BC’s Tales of the Pacific | Solomons expedition (2)

HONIARA, a city on Guadalcanal, the capital of the Solomon Islands.  A boy in front of me finishes his cola and casually throws the bottle on the sidewalk.  It lands in a heap of 20 more bottles against a fence.  Across the street a man urinates against a building, then another and another until I see one defecating.  Everyone from young boy to old woman spits betelnut juice.  The sidewalk is red with it, one gives up stepping around it and just steps in it.  An ancient man, his white beard contrasting his jet-black skin, sits near a shopping cart containing all his worldly possessions, staring into the dirt as if looking for his next meal.  He has lost all reason to move or exist.  Now he is merely here.

One of the first things one notices in Honiara are the massive Chinese building projects.  The Solomons host the Pacific Games soon, so stadiums and other venues are rising out of the ground.  Most are gigantic, the Chinese don’t do small, and many are near the airport and the town center where they make the biggest splash.  That way, the Chinese can say “Look what we did for them!” and Sogavare can say “See what I brought you!” in the next election.

All this construction is a massive boondoggle.  No matter how many athletes and journalists travel here for two weeks, the money generated by the games will never come close to paying for all this.  Which means when it is all over, Honiara will be dotted with empty, useless sports arenas covered in scrub growth, and someone will have to eat a lot of debt.  Perhaps the Chinese are willing to finance all this in the name of improving their reputation in this part of the world.  Perhaps strengthening ties with their newest ally is worth it.  History shows that when the music stops, China is rarely the country left without a chair.

Moving on, the sidewalk concrete is so badly broken up that one risks a sprained ankle so I switch to walking in the road, but it is worse.  Some potholes are so large I step down into them and back up as if walking on a small staircase.  When it rains, these potholes become ponds, breeding grounds for the omnipresent malaria-bearing mosquitoes.  Proper road construction with grading to allow runoff would probably cut hospital visits in half.

I pass a burned-out car.  There are no tires and the hood is up, revealing a hole where the engine should be.  All four doors are open and I see two men inside, one in the front seat and one sprawled across the back, listening to a radio.  It is their home.  They live in this rusting wreck.  We make eye contact and they smile, nodding their heads toward the radio as if to get my opinion of the music.  I raise my eyebrows in approval and walk on.

There is a group of young girls, aged ten to fifteen, standing in a cluster as girls often do.  Their clothes would look more appropriate on their older sisters, from whom they no doubt borrowed them.  They look around and whisper in each other’s ears, as girls often do.  Then a man drives up, one of the girls talks to him through the window, she climbs inside and they pull away.  

To walk in Honiara is to experience the human condition at its most miserable.  You dare not drink the water here and to stop walking is to invite beggars if you are white.  Shops carry wares that were popular in other countries decades ago.  The commercial part of town is like one giant Goodwill store.  Many people wear sports jerseys.  American baseball, Australian rugby, European football.  They are mostly teams that were successful a few years ago, say Superbowl winners from the 2010s, so I imagine department stores dump their unsold merchandise here in exchange for charitable tax breaks.  Half of the shops are closed and decaying.  We are still too soon removed from the pandemic to see any regrowth here. 

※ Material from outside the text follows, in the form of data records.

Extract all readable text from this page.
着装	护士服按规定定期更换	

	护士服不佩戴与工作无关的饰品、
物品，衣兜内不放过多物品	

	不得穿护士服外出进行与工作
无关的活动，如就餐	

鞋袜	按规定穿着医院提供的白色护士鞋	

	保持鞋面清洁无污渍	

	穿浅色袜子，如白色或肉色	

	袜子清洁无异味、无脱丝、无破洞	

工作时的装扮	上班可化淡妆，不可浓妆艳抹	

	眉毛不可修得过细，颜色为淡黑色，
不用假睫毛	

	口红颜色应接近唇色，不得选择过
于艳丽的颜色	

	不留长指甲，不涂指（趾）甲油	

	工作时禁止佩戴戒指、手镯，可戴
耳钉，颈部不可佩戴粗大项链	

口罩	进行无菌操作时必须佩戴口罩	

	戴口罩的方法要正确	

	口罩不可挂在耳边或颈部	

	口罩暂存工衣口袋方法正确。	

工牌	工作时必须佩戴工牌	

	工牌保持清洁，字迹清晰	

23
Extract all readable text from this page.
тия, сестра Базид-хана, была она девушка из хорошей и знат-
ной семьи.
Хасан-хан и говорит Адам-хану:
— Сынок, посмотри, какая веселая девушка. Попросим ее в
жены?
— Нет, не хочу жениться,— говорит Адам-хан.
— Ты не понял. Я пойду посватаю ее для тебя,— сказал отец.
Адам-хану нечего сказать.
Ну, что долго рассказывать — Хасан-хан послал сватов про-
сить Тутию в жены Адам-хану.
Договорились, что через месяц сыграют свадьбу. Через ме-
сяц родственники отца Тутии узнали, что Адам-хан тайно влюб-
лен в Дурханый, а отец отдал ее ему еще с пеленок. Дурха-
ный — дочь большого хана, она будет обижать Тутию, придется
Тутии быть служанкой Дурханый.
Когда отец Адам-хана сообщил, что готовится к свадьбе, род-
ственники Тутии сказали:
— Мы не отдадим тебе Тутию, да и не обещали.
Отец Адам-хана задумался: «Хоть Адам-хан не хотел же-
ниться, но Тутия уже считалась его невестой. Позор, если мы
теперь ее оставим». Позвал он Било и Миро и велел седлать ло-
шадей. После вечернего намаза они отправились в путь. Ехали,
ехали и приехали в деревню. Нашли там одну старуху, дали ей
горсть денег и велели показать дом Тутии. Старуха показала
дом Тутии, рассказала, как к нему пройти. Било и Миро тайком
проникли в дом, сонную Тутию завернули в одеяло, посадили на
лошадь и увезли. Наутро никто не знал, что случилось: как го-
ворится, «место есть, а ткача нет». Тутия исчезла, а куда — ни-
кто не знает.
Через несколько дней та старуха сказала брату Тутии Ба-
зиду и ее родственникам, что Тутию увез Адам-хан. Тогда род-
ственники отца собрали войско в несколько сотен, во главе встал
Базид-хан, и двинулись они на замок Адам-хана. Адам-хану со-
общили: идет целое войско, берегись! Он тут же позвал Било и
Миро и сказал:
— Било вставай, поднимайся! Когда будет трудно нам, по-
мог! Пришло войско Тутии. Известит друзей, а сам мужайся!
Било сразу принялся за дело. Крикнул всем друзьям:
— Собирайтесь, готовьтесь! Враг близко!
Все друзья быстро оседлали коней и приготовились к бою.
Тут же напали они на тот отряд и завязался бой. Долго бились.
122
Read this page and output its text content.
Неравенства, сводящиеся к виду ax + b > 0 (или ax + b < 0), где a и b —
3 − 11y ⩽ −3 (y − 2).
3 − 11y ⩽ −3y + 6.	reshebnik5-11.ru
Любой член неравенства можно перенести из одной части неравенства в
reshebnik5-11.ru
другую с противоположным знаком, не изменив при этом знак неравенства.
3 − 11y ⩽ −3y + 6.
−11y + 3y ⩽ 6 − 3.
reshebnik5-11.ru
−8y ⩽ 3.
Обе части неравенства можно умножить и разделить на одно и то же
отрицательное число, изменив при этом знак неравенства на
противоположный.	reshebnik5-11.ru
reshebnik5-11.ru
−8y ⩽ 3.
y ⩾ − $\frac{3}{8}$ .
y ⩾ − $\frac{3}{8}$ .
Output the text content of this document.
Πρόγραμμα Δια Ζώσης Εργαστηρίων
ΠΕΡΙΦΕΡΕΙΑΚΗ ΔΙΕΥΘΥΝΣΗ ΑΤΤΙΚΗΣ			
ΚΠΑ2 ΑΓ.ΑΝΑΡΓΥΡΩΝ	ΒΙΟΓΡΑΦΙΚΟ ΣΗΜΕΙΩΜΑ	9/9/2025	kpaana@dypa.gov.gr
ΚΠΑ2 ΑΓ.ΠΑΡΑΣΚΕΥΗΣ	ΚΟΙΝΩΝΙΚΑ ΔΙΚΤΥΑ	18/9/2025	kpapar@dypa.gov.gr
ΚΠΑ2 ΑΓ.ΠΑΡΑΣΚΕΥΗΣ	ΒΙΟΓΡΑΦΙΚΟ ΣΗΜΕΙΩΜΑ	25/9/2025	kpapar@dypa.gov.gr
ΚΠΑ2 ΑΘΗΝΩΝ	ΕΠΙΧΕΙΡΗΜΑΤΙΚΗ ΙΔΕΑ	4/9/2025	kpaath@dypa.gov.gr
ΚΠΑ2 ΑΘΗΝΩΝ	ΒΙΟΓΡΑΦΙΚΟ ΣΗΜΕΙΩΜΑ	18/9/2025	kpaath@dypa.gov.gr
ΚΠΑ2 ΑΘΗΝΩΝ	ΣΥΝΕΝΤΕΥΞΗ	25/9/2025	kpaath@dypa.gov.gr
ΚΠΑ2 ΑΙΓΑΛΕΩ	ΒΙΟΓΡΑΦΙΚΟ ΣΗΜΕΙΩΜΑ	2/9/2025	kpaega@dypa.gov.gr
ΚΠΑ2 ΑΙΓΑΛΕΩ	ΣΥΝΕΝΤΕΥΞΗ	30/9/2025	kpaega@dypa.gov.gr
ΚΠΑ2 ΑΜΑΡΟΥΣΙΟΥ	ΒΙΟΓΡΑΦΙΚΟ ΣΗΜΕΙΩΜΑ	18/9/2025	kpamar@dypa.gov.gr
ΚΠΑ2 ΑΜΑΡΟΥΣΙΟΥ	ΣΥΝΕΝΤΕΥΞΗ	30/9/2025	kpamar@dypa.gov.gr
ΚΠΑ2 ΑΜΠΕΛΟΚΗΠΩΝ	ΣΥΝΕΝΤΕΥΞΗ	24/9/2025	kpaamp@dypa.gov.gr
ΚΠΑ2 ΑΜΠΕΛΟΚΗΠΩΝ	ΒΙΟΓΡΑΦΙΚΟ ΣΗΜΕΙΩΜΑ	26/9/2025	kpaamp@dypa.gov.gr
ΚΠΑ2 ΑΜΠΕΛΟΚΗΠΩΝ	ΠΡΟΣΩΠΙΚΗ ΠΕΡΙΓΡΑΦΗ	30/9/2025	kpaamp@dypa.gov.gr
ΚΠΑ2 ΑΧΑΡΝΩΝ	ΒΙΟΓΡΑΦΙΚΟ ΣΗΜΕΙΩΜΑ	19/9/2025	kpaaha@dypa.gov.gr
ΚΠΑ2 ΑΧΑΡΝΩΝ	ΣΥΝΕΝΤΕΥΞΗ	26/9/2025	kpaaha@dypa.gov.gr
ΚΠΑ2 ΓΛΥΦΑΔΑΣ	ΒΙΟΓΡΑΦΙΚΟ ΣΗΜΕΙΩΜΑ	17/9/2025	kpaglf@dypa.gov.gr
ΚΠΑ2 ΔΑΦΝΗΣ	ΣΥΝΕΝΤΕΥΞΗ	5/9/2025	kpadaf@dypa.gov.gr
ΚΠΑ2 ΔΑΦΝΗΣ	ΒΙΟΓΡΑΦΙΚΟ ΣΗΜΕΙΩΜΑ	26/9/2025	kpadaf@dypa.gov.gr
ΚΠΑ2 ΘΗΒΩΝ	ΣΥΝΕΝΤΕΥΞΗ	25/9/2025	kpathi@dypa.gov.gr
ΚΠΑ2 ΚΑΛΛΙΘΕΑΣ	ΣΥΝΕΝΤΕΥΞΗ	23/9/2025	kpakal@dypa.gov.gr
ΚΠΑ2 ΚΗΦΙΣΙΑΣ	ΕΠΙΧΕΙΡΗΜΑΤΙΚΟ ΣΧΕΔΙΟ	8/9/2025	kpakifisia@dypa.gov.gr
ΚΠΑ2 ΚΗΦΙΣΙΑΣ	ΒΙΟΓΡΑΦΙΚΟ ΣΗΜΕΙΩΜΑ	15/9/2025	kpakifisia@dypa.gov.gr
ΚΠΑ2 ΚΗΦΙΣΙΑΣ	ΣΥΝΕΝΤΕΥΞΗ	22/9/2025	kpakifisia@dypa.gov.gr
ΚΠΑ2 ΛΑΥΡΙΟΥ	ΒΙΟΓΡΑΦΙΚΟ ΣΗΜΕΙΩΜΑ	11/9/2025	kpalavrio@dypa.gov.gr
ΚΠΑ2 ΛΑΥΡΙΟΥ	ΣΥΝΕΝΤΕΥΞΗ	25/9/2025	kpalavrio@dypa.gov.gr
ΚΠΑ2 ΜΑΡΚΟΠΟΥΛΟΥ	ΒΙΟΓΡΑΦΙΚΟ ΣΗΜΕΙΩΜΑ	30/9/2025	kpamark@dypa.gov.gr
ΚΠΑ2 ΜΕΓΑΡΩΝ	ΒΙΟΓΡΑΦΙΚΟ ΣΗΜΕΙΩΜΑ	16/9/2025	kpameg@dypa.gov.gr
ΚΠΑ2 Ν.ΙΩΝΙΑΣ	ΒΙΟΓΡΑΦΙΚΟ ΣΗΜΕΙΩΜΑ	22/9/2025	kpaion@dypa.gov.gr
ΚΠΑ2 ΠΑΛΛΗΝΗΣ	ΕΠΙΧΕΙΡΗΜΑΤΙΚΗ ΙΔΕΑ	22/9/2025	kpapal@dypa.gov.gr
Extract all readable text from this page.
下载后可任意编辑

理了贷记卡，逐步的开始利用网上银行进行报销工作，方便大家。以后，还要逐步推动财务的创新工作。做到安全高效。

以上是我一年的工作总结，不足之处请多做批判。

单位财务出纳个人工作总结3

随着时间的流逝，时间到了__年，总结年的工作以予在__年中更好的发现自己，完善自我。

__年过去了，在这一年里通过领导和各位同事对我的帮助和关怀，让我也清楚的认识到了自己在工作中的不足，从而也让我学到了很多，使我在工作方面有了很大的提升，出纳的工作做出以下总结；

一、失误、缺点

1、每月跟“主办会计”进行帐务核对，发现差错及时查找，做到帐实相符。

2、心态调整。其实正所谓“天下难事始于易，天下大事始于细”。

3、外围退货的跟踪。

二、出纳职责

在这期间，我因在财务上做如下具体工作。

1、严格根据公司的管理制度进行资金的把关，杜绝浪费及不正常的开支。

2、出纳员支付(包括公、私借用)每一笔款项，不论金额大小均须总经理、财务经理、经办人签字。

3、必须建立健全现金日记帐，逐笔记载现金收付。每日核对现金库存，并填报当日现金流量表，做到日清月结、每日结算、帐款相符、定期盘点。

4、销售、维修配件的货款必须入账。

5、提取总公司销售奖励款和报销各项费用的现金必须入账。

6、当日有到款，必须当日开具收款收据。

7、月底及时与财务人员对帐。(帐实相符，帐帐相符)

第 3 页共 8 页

What is wrong with Honiara?  Why is it such a filthy failure of a city?  Matt has an interesting theory.  He says that once you get away from the Honiara and out into the jungle, the villages are very clean.  There is a strong sense of civic pride and everything is well kept.  Each village belongs to someone, a family or group of families, so the neatness of the village reflects on them as a people.  But no one owns Honiara.  It is the great common ground.  Since no one takes ownership of it, no one cares about keeping it up.  Socialism says that common ground is where mankind finds harmony and happiness.  Reality says it is where everyone dumps their trash.

Near my boyhood home there was a field whose owner, Buzz, died years ago, and title passed to a bank or some distant relative who did not know or simply did not care.  A year after Buzz died, when the land had essentially become ownerless, it began to fill up with broken appliances and old mattresses.  Soon everyone was dumping their large items there, things that would not fit into a household garbage can.  Eventually they started dumping everything there.  Why hire a trash service at all when we had the dumping field?  The trash service complained that the field was hurting their business, the local people complained of the smell and the rats.  Eventually the town paid to put a fence around Buzz field and post No Trespassing signs, but the trash remains.  A giant pile of rubbish that bears witness to the gigantic flaw in socialism: human nature.

BC Cook, PhD lived on Saipan and taught history for 20 years. He currently resides on the mainland U.S.